El terremoto en el espacio electoral de la derecha comenzó más tarde y parece que tardará en estabilizarse. Ciudadanos renunció a utilizar una ubicación privilegiada en un entorno fragmentado, donde el tamaño no importa tanto como la posición del grupo parlamentario y su capacidad para pactar a uno y otro lado. El partido de Rivera lo apostó todo al tamaño: ser la formación más grande de la derecha. Su estrategia acabó reforzando la política de bloques, desplazando al PP hacia el electorado más radical ante el ascenso de Vox.

Ahora el cambio de alianzas en Murcia llega demasiado tarde, cuando la debilidad electoral de Ciudadanos impide la contención de las facciones y los tránsfugas. Se necesita mucho capital político para ser bisagra y asumir los costes de cruzar la frontera ideológica en un entorno electoral volátil y polarizado. Solo hay que recordar los debates en las últimas elecciones generales, donde la crítica más repetida al programa del adversario era señalar con quién había pactado. Los pactos definiendo el proyecto político, y no al revés, como uno esperaría.

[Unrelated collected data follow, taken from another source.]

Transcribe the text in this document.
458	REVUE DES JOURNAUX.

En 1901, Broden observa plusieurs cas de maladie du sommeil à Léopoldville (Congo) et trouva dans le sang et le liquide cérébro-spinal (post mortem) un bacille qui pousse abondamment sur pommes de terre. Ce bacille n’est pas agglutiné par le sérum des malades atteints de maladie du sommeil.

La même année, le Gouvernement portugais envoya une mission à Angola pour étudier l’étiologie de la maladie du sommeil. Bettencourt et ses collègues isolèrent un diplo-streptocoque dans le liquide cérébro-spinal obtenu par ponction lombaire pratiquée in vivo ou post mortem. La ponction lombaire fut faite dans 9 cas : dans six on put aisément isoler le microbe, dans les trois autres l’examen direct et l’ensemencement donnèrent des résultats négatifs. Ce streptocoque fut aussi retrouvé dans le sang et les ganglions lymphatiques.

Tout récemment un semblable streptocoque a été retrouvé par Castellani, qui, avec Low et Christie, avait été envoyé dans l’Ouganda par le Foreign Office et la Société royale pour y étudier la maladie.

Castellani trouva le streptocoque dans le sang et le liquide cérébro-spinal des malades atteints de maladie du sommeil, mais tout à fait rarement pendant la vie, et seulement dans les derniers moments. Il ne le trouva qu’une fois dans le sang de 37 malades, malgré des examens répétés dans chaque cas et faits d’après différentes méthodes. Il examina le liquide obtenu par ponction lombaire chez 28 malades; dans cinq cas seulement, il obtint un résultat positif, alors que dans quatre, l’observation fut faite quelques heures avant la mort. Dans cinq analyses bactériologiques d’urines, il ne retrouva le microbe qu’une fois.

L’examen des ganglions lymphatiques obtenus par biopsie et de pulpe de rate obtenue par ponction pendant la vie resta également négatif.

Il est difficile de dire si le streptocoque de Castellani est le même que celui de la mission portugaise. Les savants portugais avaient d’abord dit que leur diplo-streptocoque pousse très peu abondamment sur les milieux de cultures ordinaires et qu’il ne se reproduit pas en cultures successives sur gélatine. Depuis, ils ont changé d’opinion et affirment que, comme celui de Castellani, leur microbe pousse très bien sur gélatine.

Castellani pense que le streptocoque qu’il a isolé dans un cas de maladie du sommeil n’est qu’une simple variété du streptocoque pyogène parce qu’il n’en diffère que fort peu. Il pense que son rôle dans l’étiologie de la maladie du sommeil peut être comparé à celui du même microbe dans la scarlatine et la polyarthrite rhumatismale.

Quizás dejemos de sentir que nos jugamos el todo en las elecciones cuando los partidos se sientan más víctimas que beneficiarios de esta política de bloques. La polarización les ha confinado en su espacio ideológico, estrechado su margen de maniobra e imponiendo una rigidez en las alianzas entre comunidades autónomas difícilmente compatible con un modelo territorial descentralizado donde varían los electorados y sus preocupaciones. Los efectos de la polarización para una sociedad en pandemia han resultado mucho mayores, pero a estas alturas es poco probable que eso mueva a los partidos a dejar de cavar las trincheras ideológicas.

Sandra León es profesora en la Universidad Carlos III de Madrid y analista en EsadeEcPol.